I'm assuming that the netinstall gives you more control over assembling raid arrays, but I've only used it a couple of times and never looked into the code.
I'm still a little frazzled from yesterday. New iso(s) coming later today (probably).
Thanks for persevering.
- I mounted the file "devuan_excalibur_6.0-preview-2025-08-25_0923_amd64_desktop-live.iso" to the local file system, copied ./live/initrd.img to a temp directory and extracted it using the same 3* cpio + zstdcat|cpio, and examined ./etc/mdadm/mdadm.conf. The contents look like a default file. No "AUTO -all" or dummy "ARRAY <ignore>" lines.
I think you nailed it. The build script copies the kernel and initramfs to the /live directory from the chroot system that's being built. I think it's doing it too early, so it's not getting the final changes. I have to look at the code to confirm this (and correct it).
FWIW - unmkinitramfs will unpack the initrd easily with just one command.
I tried adding "blacklist md_mod" to /etc/modprobe.d/mdadm.conf and rebuilding the initramfs. Did it with and without commenting out the existing line (...ro=1) and it didn't help. All the raid modules are still being loaded.
Also noted that 'modprobe -r md_mod' fails with message that md_mod is in use. There's no raid on my test box, so I don't know who is using it. (mdadm is not running)
Another option I thought of would be to build the iso without mdadm installed but with the deb package in the iso in case someone needed it. I think that could work, but I'm not sure.
One other thought came up after booting an older kernel whose initrd was made before installing mdadm. That would be to have two initrds in the iso, one of them made without mdadm installed and one with. That's more complicated to automate.
I think part of my response belongs in the thread where I posted.
I was wondering why the first post in this thread contained a response to something that obviously came before the first post.
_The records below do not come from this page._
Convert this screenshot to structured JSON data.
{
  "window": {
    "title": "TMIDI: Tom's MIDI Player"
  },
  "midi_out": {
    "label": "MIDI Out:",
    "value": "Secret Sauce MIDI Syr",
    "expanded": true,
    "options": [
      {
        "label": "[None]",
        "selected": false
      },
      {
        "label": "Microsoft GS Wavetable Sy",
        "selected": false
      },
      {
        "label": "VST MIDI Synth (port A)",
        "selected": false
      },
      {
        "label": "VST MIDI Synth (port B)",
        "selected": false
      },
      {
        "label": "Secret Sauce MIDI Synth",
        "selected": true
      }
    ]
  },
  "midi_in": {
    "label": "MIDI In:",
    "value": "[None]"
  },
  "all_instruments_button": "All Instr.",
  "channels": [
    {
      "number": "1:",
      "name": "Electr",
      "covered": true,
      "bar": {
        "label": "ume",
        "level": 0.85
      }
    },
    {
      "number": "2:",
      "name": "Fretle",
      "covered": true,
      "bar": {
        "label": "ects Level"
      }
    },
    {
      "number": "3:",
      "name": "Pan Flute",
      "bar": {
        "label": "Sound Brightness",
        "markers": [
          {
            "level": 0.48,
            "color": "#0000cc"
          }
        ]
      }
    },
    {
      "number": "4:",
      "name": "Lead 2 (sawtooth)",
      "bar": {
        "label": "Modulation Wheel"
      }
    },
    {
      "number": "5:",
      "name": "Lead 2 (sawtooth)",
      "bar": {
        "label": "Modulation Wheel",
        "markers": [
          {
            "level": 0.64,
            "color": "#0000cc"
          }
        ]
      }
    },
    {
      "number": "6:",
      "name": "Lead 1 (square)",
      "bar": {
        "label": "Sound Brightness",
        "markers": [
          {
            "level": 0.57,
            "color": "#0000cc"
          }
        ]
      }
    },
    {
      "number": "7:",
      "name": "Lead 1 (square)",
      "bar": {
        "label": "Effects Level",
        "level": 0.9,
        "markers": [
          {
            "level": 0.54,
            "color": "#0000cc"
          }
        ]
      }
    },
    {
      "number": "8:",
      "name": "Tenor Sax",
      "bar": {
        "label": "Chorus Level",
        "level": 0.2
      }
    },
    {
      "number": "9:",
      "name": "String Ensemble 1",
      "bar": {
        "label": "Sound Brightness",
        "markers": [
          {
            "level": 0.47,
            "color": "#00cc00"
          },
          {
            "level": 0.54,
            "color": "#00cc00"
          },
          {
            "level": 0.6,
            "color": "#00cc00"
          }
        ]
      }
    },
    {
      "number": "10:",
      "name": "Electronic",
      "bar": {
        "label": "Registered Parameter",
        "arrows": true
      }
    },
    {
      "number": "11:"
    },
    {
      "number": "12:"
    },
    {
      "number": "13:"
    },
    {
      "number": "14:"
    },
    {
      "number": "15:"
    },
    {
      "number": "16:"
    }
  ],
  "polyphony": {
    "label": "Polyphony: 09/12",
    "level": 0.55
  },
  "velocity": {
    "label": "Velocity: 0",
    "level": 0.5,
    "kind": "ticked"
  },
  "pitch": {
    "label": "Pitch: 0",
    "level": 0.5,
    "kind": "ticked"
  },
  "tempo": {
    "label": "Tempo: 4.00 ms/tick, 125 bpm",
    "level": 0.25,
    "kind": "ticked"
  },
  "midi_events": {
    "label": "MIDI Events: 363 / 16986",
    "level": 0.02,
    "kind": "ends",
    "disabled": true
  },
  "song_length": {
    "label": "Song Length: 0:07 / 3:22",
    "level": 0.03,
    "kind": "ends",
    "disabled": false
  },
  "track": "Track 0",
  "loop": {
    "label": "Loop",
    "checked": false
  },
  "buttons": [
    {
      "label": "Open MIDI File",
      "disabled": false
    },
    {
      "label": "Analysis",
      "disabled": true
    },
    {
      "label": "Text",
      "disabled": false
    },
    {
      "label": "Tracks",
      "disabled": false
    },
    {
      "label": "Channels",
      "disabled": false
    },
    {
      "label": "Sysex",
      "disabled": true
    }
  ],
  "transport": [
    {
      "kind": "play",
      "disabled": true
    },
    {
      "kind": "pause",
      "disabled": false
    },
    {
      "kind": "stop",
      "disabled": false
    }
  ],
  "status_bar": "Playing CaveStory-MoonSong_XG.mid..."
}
Wasn't sure if I needed a time machine to see it. A link would suffice.
fsmithred (I compiled transcode without detailed step-by-step instructions.)
lsmod | grep raid or lsmod | grep md to see what modules are loaded.
I did that and decided that md_mod was probably the one to blacklist. When I went to /etc/modprobe.d to create a file, I saw that mdadm.conf was already there. Does anyone else have this file?
# mdadm module configuration file
# set start_ro=1 to make newly assembled arrays read-only initially,
# to prevent metadata writes. This is needed in order to allow
# resume-from-disk to work - new boot should not perform writes
# because it will be done behind the back of the system being
# resumed. See http://bugs.debian.org/415441 for details.
options md_mod start_ro=1
g4sra, thanks. Good find.
If "nodmraid" in the boot command works, then I can add that to all the boot menu entries except one and label it "with mdadm" or similar. I like that idea better.
This one has START_DAEMON=false in /etc/default/mdadm:
https://files.devuan.org/devuan_excalib … p-live.iso
Eeqmcsq, I added your edits to mdadm.conf and made a new iso. Thank you!
https://files.devuan.org/devuan_excalib … p-live.iso
stargate, this is the first such report I've seen and mdadm has been active in devuan-live for 10 years and refracta isos for a few years more than that (since 2011 I think). I don't know what other live distros include mdadm, so I can only say that thousands or maybe tens of thousands of users have booted these isos.
Edit/update: That iso somehow got the default /etc/default/mdadm with START_DAEMON=true. I'm making a new iso now.
Also, I can't seem to start mdadm when running this live-iso. Can you still use the mdadm command without the service running?
Installing cryptsetup-modified-functions might do the same thing as your edited version. I didn't need this in daedalus, but the author of the patch (devujan) did need it. I don't know if he still needs it in excalibur or if it needs to be changed.